Apparently I misjudged.
Well, to be fair, I only saw any of them because (after saving) I thought "how bad could it be, really?" 😅
Same for me. I'm aware of two ways to get a game over in the first act, but both are very telegraphed, repeatedly. Each one has at least one NPC outright telling you not to do this, because if you continue with the thing you are doing, you WILL die.
Of course, I save scummed just to see. First, because I had this idea like, "I know it's supposed to be a catastrophe that could theoretically crater the entire coast, but...what if I trigger it really far down underground and then run really fast? (It did not work.)
The second was me deliberately egging on a self-styled god and then doubling down on it sincerely because I wanted to see what their in-game stats looked like, or at least how fast they could squash me and in what exciting fashion. Friends, I did not even get to enter initiative.
But a person has to really be pushing back the lower limits of the bell curve to make me believe they couldn't have foreseen a single one of these.
There's a choice like that in Nier Automata. Instant game over. It's very amusing and unlocks an ending achievement.
They are all over the place; but they are also so obvious if you didn't know they would lead to a game over, you'd have to be illiterate. Like at one point in Act 1, you are pretty much given the option to say "Go ahead. Try it." When Lae'zel thinks you're turning and has a knife to your throat. If you can't guess what happens next: That's on you.
If there's an instant game over now on that one, that's new. All I had to do was have someone else in camp cast a Revivify on Tav.
Off the top of my head, in no particular order:
The monastery one makes sense if you are going into the game blind, but it makes no sense in the context of knowing what >! going into the prism and then refusing to kill your guardian!< results in. How come not going along in the first situation gets you killed but not going along in the second situation doesn't? What circumstances have changed?
Refusing to go in doesn't necessarily get you killed, it just puts you into a fight. We're talking about the third option, where
spoiler
you're not only refusing, but you're also insulting and outright provoking a quasi-god with predictable results.Spoiler markup is different on Lemmy, by the by.

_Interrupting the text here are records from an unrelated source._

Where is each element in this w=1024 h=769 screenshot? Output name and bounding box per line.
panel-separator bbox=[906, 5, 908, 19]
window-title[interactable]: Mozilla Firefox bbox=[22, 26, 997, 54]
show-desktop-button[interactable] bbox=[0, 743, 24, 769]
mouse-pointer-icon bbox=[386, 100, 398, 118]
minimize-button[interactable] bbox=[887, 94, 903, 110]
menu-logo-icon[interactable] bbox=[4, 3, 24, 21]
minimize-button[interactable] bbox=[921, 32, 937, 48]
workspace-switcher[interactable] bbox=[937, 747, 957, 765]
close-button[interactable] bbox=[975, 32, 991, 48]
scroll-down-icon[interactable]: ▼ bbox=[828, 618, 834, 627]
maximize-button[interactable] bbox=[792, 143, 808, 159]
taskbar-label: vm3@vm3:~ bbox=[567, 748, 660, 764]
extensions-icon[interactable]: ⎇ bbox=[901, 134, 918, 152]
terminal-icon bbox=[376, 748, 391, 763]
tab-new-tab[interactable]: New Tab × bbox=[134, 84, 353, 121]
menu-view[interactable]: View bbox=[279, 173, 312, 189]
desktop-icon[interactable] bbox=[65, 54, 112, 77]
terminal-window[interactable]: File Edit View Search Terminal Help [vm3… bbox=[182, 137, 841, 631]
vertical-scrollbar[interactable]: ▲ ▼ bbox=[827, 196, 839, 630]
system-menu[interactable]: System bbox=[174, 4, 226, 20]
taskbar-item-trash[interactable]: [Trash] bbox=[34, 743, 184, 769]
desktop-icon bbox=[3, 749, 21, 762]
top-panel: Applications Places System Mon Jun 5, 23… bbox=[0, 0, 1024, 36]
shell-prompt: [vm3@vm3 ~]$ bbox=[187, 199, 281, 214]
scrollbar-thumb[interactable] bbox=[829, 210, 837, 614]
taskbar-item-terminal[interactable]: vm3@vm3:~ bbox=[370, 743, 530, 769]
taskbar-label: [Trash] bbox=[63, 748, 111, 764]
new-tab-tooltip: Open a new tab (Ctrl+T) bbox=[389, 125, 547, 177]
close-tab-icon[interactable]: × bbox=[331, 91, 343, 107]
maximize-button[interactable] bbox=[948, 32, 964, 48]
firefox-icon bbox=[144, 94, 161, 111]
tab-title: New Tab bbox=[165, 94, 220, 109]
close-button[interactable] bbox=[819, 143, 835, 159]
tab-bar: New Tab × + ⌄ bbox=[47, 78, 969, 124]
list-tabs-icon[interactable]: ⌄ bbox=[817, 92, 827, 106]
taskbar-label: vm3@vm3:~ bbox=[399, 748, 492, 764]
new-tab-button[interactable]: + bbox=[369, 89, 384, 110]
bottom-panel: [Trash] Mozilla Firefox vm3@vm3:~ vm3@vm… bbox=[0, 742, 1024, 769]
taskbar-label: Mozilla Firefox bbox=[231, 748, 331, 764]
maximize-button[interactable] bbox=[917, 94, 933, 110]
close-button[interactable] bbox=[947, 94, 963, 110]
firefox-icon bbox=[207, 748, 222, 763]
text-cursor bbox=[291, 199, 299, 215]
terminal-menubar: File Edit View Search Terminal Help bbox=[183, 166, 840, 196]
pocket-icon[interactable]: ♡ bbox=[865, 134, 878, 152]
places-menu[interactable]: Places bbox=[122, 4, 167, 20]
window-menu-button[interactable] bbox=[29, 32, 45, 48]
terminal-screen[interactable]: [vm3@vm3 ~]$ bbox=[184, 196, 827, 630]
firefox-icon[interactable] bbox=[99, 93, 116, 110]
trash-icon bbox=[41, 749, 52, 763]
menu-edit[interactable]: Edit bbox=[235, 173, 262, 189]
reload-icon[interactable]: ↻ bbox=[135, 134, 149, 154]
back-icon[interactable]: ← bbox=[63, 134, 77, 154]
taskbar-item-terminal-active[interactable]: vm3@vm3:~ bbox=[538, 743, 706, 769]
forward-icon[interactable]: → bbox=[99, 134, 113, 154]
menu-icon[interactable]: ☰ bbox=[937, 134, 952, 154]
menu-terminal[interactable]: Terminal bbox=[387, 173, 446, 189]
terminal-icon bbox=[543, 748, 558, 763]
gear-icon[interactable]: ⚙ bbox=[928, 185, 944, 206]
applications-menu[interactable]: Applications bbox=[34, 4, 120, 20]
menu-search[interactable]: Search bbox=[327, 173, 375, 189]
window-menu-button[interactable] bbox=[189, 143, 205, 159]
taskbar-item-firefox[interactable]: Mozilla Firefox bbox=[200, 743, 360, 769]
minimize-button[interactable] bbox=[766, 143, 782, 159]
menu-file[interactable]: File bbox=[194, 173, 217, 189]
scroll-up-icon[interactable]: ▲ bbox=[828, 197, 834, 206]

So you're telling me the difference in whether or not someone chooses to kill you when there is no question or not of whether they are capable of doing so is a provocation? That ignores the material reality that you are in possession of an artifact that the person has made their main focus and you refuse to give it up peacefully and you are in their territory. Vlaketh has the ability to smite you right there and take the prism but just doesn't for... reasons? That's bad writing in my opinion. Either don't allow Vlaketh to encounter the player at the creche, don't give her the ability to insta kill the PCs, or make the deadly mistake to march into the heart of the creche against your guardian's wishes.
I love the game, but it's not without it's flaws in the writing and I think this is an example of that.
It's crystal clear by that point that just killing Tav and party and taking the prism is Plan B, considering they weren't killed on sight at multiple points upon arriving. As is revealed much later,
spoiler
with the prism out of her control, she's in a race against Orpheus and the stakes couldn't be higher for her. If she loses, her empire and likely her existence are forfeit. Killing everyone puts her back at square one, and she may not have time for that. Once provoked, she uses a Wish on the party (hell of a way to go out). Obviously, she's either already tried that as soon as she lost the prism, or she dares not risk it because Wish is notorious for backfiring. Monkey's Paw scenarios and all that.Or maybe Wish was just something fun they wanted to include. 🤷♀️
A common theme I noticed is: if someone is in a position to kill you, and you dare it - it dares, and you die.
A prisoner that I found ran away from prison. They saw that they'll never go back, and have an explosive barrel near them and a fuse, threathening to blow it up.
If you dare them, they will blow themselves - and you - to pieces. Instant game over.